# Inner knee discomfort - stance width, angle or just beginner soreness?



## lambar (Jan 14, 2014)

Hi all,
Beginner snowboarder here. Have been using rentals the first few times and now have my own gear. Have a question about solving a slight knee pain issue. 

My stats:
Height: 5'7"
Weight: 150ish lbs
Board: Rossi Templar 155 (stance width one notch narrower than ref width of 21.7", so probably around 20")
Boots: K2 Raider (2014)
Bindings: K2 Formula (2013) at +18/-9

I've gone out twice on my own gear and both times noticed a slight discomfort during and after the riding. Nothing that cripples me or prevents more riding but fairly noticeable. 

What adjustments would you try first for this area of discomfort? I would describe it as being on the inner sides of both knee caps. 

I feel like the stance width is correct for my body but the angles could be off.

Or is it just a matter of getting used to the movements?


----------



## hardasacatshead (Aug 21, 2013)

First thing I'd try would be to narrow up your front foot's angle a bit. +18 is on the wide end so maybe try bringing it back to +12 and see how that feels. Mind you, your back foot is at -9 so you're not too duck. Anyway, that's where I'd start.

It could just be a bit of a 'match fitness' issue too. When you board you're using muscles, ligaments, tendons etc in a way that you normally don't. So it takes a little time to condition yourself and build up strength and flexibility in those areas.


----------



## lambar (Jan 14, 2014)

Thanks! yah my first thought was to decrease the front angle as well so will give that a shot for sure!


----------



## hardasacatshead (Aug 21, 2013)

Also, take a good omega 3/ fish oil tablet. Does wonders for your joints.


----------



## lambar (Jan 14, 2014)

hardasacatshead said:


> Also, take a good omega 3/ fish oil tablet. Does wonders for your joints.


thanks will look into that


----------



## lambar (Jan 14, 2014)

Hmm was playing around with the angles tonight.

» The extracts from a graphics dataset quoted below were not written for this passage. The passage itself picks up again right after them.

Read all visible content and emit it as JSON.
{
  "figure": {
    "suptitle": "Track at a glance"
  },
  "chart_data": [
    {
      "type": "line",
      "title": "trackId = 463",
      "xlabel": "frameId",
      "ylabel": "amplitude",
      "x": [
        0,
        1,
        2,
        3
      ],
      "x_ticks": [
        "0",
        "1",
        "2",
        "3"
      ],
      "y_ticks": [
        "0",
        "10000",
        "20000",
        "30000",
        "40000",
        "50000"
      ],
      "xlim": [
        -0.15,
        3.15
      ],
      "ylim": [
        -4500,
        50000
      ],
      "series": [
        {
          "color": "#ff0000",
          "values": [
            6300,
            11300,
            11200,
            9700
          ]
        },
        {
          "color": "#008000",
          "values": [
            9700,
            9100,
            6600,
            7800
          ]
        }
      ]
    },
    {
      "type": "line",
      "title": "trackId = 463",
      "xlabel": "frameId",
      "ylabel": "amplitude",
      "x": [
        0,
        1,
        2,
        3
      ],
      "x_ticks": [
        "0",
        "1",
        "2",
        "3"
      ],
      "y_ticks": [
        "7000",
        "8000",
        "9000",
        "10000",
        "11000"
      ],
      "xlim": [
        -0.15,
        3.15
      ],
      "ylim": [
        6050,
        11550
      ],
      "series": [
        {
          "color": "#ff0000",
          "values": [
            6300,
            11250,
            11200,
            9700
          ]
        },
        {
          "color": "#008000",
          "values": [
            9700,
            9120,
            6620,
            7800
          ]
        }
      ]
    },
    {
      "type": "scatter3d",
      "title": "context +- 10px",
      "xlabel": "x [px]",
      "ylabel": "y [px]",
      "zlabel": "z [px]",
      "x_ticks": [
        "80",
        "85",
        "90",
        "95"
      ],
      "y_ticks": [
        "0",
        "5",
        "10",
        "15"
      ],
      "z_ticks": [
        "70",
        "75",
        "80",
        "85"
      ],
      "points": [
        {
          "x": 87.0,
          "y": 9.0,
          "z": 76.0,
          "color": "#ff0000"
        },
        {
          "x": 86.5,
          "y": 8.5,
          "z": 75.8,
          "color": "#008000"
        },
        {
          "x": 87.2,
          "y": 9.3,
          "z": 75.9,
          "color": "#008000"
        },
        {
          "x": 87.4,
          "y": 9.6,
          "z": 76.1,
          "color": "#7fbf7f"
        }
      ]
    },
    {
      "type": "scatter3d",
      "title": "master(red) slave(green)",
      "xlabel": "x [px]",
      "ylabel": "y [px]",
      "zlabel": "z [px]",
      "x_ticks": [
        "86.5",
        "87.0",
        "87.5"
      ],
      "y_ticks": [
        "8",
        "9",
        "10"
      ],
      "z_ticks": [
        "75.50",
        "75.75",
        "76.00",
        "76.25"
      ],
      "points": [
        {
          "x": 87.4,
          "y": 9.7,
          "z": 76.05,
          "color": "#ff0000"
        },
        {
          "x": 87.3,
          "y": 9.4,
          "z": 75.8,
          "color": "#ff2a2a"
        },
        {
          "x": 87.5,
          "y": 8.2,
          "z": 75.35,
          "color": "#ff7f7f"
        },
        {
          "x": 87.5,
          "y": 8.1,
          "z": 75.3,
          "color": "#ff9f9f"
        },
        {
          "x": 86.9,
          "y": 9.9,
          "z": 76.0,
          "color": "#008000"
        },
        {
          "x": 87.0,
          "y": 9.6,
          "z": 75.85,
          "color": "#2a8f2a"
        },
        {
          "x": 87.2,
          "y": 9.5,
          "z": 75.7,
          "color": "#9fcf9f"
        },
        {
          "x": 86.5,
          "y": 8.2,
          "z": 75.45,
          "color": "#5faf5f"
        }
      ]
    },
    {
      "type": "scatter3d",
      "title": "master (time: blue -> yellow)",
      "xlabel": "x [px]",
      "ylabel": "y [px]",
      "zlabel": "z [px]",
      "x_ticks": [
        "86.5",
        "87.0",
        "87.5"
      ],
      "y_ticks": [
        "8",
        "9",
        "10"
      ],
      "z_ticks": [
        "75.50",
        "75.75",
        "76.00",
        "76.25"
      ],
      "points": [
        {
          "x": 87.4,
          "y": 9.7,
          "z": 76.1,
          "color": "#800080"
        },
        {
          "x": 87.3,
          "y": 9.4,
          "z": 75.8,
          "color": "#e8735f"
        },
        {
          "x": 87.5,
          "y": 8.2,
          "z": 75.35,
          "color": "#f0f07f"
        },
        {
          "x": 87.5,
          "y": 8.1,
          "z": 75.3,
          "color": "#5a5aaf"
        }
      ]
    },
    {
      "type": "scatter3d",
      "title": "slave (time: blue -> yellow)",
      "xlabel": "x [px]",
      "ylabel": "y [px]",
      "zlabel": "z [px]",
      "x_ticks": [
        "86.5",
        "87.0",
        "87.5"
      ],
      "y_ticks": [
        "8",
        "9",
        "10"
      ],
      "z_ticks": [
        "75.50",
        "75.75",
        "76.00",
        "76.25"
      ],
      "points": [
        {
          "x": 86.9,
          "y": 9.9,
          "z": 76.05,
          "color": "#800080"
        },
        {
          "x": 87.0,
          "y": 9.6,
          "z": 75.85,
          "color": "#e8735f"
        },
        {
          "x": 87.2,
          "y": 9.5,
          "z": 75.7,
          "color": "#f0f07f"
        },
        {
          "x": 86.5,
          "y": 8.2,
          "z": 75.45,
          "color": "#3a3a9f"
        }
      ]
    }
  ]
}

Is it weird that an equal duck of 15/-15 feels the most natural to me?


----------



## hardasacatshead (Aug 21, 2013)

Nope. +/- 15 is pretty normal. I run a +/-12 and it feels best for me.


----------



## lambar (Jan 14, 2014)

thanks, i may also try 18/-12 to have the same difference between the angles but with the lead foot a bit more facing forward

i do kind of have a natural duck waddling walk, so maybe that's why the wider angles seem more comfortable lol


----------